Follow TV Tropes

Reviews Literature / BZRK

Go To

GalagaGuru Since: Aug, 2010
07/16/2014 17:54:45 •••

Not a Fan (book 1)

I have two major problems with book one. Problem one is best demonstrated with a story.

At some point I was trying to sort out the BZRK members in my head. The anhedonic one, the nice one, the lol-so-random one, and the two nondescript ones. I had trouble remembering which one of those last two did what. Then one of them died. I was relieved, since now I could break them down into "the nondescript one" and "the dead one". The thing is, I don't really care about most of the team any more than I did the one who died, even after the nondescript one gained slightly more personality. The only standout character to me was Vincent, but we spend more of our time with problem number two.

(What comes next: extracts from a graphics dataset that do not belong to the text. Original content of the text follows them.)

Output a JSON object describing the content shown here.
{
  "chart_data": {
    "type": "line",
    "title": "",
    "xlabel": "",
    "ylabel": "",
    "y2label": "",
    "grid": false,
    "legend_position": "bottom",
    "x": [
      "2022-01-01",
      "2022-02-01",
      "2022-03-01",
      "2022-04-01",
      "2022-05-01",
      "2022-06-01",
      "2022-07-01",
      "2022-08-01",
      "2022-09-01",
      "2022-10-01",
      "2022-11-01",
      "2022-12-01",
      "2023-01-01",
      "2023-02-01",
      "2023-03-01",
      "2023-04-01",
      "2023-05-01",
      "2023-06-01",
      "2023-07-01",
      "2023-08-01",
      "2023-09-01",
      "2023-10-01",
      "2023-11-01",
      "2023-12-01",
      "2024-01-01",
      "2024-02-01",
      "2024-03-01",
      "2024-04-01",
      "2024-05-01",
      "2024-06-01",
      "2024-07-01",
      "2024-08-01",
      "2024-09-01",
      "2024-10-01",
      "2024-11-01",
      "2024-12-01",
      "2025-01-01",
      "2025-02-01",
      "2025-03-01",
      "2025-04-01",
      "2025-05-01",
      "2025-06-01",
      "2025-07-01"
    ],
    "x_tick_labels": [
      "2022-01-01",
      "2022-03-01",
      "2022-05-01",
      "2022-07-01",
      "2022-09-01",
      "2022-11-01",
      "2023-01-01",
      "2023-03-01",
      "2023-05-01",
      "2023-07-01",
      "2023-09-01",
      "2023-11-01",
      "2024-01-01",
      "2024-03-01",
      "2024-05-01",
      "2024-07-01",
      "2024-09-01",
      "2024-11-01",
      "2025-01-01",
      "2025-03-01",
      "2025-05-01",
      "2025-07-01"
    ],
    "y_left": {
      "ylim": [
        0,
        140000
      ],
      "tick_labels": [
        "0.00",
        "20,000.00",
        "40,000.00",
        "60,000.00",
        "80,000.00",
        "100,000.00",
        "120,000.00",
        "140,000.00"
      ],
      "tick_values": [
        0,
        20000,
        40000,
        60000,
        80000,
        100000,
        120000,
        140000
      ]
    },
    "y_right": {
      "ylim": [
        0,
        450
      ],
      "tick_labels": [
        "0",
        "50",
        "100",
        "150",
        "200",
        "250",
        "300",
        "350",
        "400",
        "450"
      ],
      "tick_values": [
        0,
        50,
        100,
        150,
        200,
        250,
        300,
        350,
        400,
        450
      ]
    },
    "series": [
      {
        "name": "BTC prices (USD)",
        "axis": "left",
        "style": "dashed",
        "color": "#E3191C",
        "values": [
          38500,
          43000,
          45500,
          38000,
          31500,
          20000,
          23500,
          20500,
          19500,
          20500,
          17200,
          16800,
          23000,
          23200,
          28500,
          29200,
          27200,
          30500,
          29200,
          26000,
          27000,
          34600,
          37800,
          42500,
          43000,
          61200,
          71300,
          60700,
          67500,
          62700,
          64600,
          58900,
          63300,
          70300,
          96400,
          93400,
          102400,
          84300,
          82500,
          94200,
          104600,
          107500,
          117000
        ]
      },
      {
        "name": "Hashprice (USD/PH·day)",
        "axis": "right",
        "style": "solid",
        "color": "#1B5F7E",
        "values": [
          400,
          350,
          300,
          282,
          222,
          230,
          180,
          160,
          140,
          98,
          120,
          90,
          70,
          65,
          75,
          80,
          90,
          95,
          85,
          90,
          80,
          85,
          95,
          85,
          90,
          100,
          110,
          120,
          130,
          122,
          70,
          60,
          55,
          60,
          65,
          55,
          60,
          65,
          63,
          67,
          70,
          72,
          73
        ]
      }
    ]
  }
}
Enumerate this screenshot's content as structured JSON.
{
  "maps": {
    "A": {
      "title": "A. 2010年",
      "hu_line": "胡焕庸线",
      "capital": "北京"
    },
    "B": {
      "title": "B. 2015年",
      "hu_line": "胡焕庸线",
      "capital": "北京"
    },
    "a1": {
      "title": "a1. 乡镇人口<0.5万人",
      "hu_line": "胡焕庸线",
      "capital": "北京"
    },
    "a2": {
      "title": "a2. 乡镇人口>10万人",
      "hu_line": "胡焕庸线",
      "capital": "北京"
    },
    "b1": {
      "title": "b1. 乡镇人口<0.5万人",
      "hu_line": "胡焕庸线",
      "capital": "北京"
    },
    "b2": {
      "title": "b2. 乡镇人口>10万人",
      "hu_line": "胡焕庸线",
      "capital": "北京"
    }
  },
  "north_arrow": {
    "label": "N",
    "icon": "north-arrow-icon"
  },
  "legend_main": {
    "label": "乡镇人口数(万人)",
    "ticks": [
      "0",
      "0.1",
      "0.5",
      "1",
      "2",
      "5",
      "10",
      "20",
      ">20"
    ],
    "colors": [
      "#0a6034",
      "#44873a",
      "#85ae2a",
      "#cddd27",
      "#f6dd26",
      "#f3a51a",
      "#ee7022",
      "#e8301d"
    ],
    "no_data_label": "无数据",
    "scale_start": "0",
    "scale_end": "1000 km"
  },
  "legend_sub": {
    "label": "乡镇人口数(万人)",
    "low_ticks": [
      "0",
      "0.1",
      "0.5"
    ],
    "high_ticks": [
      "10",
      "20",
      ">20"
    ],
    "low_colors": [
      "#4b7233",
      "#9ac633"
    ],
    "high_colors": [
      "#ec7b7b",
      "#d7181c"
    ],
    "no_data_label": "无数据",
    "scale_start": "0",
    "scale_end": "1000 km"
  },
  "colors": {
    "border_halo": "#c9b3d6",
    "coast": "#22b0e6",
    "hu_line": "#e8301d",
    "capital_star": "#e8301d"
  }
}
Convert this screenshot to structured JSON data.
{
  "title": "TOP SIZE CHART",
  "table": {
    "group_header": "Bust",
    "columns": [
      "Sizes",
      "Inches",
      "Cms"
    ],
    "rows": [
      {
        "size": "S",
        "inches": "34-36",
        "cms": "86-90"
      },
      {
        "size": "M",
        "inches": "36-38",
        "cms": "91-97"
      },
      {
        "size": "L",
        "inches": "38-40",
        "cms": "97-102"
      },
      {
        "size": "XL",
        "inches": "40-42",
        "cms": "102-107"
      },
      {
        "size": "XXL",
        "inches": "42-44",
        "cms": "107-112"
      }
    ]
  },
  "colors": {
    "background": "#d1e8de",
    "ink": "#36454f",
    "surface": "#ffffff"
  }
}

Keats and Plath's romance is the most boring thing I've read from post-Animorphs Applegrant. Which is strange, since they've written perfectly fine romance before. Rachel and Tobias from Animorphs needed each other to stay human in very different ways. Sam and Astrid from Gone kept each other in check. Even Christopher and Etain's relationship from Everworld developed one of their characters and gave weight to the actions of the other. Keats and Plath? They share scenes constantly, and neither one of them is better for it. All they do is sit around talking about the war and their relationship. It goes nowhere, and it makes the two of them (neither of whom are particularly well-developed yet) feel even more homogeneous. Keats and Plath do have some key differences that could be developed so that they're different enough that a relationship between them could be interesting, but that's not this book.

It pains me to say all this, because I really love the good stuff. The AFGC has a lot more noteworthy characters than BZRK, and it's internal politics are much more interesting. And this being a Michael Grant book, we do spend a lot of time with the "villains". The action scenes are great. The interplay between the nano and macro is amazing to read about. I just wish that so much of the book wasn't such a painful Romantic Plot Tumor, and that more of BZRK was more well-developed.